The reason will be displayed to describe this comment to others. Learn more.

Originally when I was running tests for MOR tables I ran into the following exception when the condition was present.

java.lang.UnsupportedOperationException: org.apache.hudi.DefaultSparkRecordMerger only support parquet log.

	at org.apache.hudi.HoodieSparkSqlWriterInternal.writeInternal(HoodieSparkSqlWriter.scala:513)
	at org.apache.hudi.HoodieSparkSqlWriterInternal.$anonfun$write$1(HoodieSparkSqlWriter.scala:193)
	at org.apache.hudi.HoodieSparkSqlWriterInternal.write(HoodieSparkSqlWriter.scala:211)
	at org.apache.hudi.HoodieSparkSqlWriter$.write(HoodieSparkSqlWriter.scala:133)
	at org.apache.hudi.DefaultSource.createRelation(DefaultSource.scala:171)
	at org.apache.spark.sql.execution.datasources.SaveIntoDataSourceCommand.run(SaveIntoDataSourceCommand.scala:48)
	at org.apache.spark.sql.execution.command.ExecutedCommandExec.sideEffectResult$lzycompute(commands.scala:75)

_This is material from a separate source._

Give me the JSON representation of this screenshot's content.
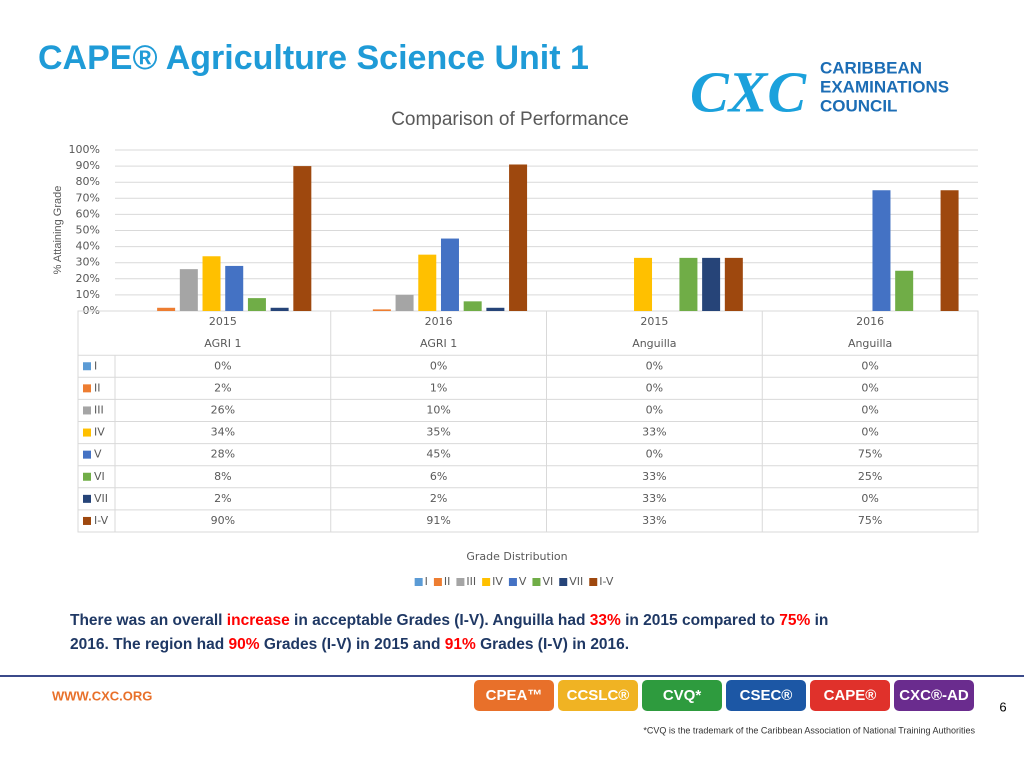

My assumption for why this condition is in hudi is that we did not implement the getAvroBytes originally in the HoodieSparkRecord as i see the following comment here saying that only parquet log is supported for spark and not avro.
https://github.com/apache/hudi/blob/master/hudi-common/src/main/java/org/apache/hudi/common/table/log/block/HoodieAvroDataBlock.java#L121

https://github.com/apache/hudi/blob/master/hudi-client/hudi-spark-client/src/main/java/org/apache/hudi/common/model/HoodieSparkRecord.java#L333

Since this change now implements getAvroBytes I thought this restriction of spark merger only supporting parquet log block instead of avro log does not seem necessary anymore.

Copy link
Contributor

Choose a reason for hiding this comment

The reason will be displayed to describe this comment to others. Learn more.

Why does the DefaultSparkRecordMerger get hit here? That path should be dead now that we have merge mode

Copy link
Contributor

Choose a reason for hiding this comment

The reason will be displayed to describe this comment to others. Learn more.

Looks like we need to write through as Row the whole way for now since there is no avro implementation

Copy link
Member

Choose a reason for hiding this comment

The reason will be displayed to describe this comment to others. Learn more.

+1 . I can take a closer pass at why we need the getAvroBytes now, and how parquet log vs avro log is working for existing table

@rahil-c
Copy link
Collaborator Author

rahil-c commented Jan 2, 2026

Currently the following tests were failing on latest master for MOR case.
Screenshot 2026-01-02 at 8 40 17 AM

However when running the original feature branch(older version of hudi and older version of lance) https://github.com/onehouseinc/hudi-internal/pull/1657
Screenshot 2026-01-02 at 9 35 03 AM

For now have downgraded the dependencies in order to have test pass.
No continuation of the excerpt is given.